Alternately if you want to go to a little more trouble you could start designing encounters to showcase particular tactics and just kind of work in the does and don'ts and you go. Start with say combat advantage. Have monsters work in together to gain it, then say something like, "the goblins have flanked bob here, now they have combat advantage and will have an easier time hitting him." Then move onto something else, like an encounter that features, forced movement, then AoE, et c. Try to work in opportunities for them to use the lessons of past encounters.
 

Please, what should I do here?
Hmm. You know, to be honest with you, our typical response to these sort of issues is to blame the DM for everything. ;)

Seriously, have you figured out what interests them? If they like to just blindly hew away at enemies, then let them do that. If they like to run away from fights because they're afraid of taking damage, then let the little darlings run. Start singing "fifteen birds in five fir trees..."
 

They couldn't handle minions?

I find that... odd. I mean, minions should not really require strategy.

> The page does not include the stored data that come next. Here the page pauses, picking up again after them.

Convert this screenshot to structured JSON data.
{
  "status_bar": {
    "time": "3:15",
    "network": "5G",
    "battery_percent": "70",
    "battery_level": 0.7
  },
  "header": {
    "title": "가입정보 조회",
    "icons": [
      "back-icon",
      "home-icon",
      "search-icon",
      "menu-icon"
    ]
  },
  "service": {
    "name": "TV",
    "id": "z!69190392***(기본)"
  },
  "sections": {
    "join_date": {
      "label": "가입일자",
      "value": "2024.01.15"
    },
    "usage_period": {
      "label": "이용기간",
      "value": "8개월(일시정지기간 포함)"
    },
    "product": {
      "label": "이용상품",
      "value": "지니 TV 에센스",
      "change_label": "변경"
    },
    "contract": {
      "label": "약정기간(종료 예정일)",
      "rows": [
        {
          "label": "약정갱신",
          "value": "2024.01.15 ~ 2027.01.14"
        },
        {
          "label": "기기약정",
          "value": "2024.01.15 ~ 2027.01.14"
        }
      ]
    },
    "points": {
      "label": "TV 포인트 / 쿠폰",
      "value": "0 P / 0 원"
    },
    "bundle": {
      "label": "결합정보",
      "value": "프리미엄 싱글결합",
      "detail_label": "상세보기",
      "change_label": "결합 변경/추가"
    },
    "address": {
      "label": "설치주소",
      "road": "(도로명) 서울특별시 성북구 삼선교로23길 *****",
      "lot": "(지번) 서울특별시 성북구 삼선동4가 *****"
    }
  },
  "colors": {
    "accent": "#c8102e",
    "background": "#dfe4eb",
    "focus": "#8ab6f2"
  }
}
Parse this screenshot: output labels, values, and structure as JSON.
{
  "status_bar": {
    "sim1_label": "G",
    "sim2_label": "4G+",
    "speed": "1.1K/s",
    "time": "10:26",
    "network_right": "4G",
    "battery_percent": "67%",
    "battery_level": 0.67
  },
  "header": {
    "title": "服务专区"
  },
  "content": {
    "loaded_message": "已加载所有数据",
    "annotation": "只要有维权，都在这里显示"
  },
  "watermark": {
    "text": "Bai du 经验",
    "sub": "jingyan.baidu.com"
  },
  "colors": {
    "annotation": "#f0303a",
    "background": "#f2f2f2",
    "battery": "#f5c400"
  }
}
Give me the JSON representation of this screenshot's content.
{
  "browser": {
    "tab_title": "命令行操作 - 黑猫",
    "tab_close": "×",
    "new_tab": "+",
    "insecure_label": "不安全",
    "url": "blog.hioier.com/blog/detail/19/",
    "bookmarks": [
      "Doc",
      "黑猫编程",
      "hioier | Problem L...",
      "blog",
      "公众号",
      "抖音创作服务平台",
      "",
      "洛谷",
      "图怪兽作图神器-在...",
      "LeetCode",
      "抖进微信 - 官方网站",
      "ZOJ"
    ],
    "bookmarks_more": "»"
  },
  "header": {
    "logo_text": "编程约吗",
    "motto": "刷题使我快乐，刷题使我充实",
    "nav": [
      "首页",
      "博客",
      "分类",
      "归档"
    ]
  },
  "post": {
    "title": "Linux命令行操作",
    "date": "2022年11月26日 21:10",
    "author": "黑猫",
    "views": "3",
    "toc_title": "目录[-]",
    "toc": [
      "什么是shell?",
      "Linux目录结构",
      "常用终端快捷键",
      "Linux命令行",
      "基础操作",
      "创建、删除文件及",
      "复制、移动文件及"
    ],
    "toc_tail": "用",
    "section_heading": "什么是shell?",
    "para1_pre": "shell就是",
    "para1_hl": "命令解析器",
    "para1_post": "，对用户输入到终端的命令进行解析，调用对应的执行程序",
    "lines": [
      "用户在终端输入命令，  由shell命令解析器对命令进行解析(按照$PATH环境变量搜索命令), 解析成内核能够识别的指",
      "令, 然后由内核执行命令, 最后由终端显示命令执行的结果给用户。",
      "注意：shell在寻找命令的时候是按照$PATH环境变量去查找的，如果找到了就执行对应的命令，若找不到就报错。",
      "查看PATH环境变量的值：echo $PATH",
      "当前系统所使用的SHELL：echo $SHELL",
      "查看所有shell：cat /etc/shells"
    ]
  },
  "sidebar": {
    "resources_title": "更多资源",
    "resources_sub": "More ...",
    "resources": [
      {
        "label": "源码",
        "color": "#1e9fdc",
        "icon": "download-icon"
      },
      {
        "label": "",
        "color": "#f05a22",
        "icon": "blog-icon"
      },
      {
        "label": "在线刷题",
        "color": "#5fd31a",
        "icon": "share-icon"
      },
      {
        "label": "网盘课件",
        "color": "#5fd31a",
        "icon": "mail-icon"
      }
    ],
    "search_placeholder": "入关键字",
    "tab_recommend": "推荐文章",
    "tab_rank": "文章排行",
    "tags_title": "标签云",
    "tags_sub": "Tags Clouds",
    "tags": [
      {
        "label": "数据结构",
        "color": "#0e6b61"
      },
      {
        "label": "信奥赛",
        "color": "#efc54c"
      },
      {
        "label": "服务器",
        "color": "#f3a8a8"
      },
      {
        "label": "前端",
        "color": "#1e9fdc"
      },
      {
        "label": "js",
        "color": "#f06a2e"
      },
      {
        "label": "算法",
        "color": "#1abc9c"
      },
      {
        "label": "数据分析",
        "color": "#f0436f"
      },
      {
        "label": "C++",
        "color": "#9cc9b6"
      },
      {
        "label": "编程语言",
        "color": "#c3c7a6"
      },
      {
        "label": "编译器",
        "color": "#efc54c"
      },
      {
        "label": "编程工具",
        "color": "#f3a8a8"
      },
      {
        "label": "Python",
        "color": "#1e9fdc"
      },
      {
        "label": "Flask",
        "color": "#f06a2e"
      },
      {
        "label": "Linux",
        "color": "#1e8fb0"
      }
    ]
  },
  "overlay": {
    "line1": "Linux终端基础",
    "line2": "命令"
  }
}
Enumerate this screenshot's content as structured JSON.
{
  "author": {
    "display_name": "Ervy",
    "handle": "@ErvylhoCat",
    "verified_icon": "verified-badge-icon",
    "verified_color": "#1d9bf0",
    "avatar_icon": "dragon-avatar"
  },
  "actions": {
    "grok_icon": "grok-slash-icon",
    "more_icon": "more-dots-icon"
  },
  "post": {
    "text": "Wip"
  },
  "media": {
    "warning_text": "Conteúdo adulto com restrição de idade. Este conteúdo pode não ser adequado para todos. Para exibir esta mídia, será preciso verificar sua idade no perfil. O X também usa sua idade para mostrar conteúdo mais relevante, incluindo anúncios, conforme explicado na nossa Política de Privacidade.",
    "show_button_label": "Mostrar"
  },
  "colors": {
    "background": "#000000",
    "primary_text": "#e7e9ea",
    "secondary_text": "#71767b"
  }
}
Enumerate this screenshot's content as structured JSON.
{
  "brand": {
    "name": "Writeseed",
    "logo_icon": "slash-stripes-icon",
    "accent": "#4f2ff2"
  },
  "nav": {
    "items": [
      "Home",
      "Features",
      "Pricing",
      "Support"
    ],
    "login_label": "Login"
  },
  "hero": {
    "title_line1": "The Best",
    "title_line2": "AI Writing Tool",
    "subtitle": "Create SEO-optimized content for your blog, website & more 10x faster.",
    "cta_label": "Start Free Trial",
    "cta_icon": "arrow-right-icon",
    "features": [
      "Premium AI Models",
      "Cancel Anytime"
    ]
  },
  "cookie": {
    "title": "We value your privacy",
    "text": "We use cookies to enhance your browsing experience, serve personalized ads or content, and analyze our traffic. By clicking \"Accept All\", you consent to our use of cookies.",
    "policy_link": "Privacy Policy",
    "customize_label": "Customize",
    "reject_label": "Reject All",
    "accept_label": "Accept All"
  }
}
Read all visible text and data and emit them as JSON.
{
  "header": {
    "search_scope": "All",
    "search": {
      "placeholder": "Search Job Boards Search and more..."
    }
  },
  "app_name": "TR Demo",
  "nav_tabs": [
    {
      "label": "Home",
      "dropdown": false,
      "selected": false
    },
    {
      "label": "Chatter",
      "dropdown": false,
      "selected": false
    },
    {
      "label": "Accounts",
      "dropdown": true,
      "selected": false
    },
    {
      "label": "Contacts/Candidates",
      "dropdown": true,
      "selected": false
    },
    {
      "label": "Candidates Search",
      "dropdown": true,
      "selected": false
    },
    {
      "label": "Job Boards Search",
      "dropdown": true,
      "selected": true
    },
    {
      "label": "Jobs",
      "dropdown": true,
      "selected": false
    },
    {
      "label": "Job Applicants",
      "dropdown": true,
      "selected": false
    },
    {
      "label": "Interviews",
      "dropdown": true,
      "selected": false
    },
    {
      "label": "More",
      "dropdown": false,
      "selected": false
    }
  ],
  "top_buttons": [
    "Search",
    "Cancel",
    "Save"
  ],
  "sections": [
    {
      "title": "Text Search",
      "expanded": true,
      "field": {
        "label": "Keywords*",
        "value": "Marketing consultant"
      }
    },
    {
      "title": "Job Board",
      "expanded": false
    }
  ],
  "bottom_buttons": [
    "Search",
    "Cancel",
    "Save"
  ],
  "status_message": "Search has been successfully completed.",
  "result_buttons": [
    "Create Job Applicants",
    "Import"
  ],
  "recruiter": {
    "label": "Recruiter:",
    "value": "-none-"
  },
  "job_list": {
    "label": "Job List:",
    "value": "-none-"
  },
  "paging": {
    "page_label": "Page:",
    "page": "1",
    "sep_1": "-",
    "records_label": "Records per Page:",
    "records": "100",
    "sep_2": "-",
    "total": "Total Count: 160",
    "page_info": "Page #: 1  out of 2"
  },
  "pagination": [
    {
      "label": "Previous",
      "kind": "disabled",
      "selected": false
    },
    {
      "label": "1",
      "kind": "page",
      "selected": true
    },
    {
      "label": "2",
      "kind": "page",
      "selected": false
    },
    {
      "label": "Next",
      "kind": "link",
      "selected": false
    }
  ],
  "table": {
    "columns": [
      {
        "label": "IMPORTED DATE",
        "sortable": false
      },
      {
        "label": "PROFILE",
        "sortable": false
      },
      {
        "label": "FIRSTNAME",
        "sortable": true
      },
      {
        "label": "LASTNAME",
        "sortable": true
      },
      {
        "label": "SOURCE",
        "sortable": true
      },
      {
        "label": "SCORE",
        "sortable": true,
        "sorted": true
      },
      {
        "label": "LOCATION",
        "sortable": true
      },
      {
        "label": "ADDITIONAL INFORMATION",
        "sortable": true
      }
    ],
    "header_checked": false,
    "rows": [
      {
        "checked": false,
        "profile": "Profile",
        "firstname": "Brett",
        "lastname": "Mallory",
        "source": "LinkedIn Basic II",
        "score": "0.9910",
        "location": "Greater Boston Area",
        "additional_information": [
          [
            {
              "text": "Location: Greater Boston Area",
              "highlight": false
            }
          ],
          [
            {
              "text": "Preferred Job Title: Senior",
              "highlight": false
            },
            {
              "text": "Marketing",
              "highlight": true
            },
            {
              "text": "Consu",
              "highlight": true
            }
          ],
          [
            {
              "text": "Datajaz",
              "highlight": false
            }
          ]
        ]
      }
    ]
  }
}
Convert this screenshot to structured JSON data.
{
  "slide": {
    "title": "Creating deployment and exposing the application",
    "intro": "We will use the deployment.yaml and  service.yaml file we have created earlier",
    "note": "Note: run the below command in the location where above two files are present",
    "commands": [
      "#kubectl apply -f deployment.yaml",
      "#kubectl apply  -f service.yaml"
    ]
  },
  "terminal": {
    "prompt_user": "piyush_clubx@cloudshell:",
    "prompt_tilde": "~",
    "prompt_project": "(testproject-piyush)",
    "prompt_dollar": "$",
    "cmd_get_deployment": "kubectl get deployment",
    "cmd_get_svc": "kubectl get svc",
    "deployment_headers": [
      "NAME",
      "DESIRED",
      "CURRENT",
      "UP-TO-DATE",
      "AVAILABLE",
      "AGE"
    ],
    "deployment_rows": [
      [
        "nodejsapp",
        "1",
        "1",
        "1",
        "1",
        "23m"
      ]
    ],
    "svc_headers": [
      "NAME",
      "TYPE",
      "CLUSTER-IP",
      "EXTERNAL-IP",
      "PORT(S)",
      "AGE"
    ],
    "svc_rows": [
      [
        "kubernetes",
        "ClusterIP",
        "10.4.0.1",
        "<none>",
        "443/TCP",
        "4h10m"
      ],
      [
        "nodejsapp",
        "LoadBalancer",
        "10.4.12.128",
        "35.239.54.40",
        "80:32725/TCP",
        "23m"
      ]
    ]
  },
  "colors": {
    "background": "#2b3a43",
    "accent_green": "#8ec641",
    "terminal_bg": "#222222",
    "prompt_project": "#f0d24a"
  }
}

Minions go down with one hit. If they are level appropriate, it should not take strategy to score a hit on a minion - the minion's ACs shouldn't be that high, right?

Stupidest question in the world - which I ask only because I have seen it in the real world - are you sure they're rolling d20s? I've had a player go through multiple combats, gripign about how bad they were doing, and at the end of the night discover that they'd been rolling a d12 the whole time....
 

Stupidest question in the world - which I ask only because I have seen it in the real world - are you sure they're rolling d20s? I've had a player go through multiple combats, gripign about how bad they were doing, and at the end of the night discover that they'd been rolling a d12 the whole time....

*facepalm*
 

They couldn't handle minions?

I find that... odd. I mean, minions should not really require strategy. Minions go down with one hit. If they are level appropriate, it should not take strategy to score a hit on a minion - the minion's ACs shouldn't be that high, right?

Stupidest question in the world - which I ask only because I have seen it in the real world - are you sure they're rolling d20s? I've had a player go through multiple combats, gripign about how bad they were doing, and at the end of the night discover that they'd been rolling a d12 the whole time....
Ought to check for 20-sided d10s, too! I made that mistake, once...

But on the whole, this group sounds pretty sad. But there are people for whom tactics are an alien, inexplicable concept--if you've ended up with a whole group of such, D&D probably just won't make it.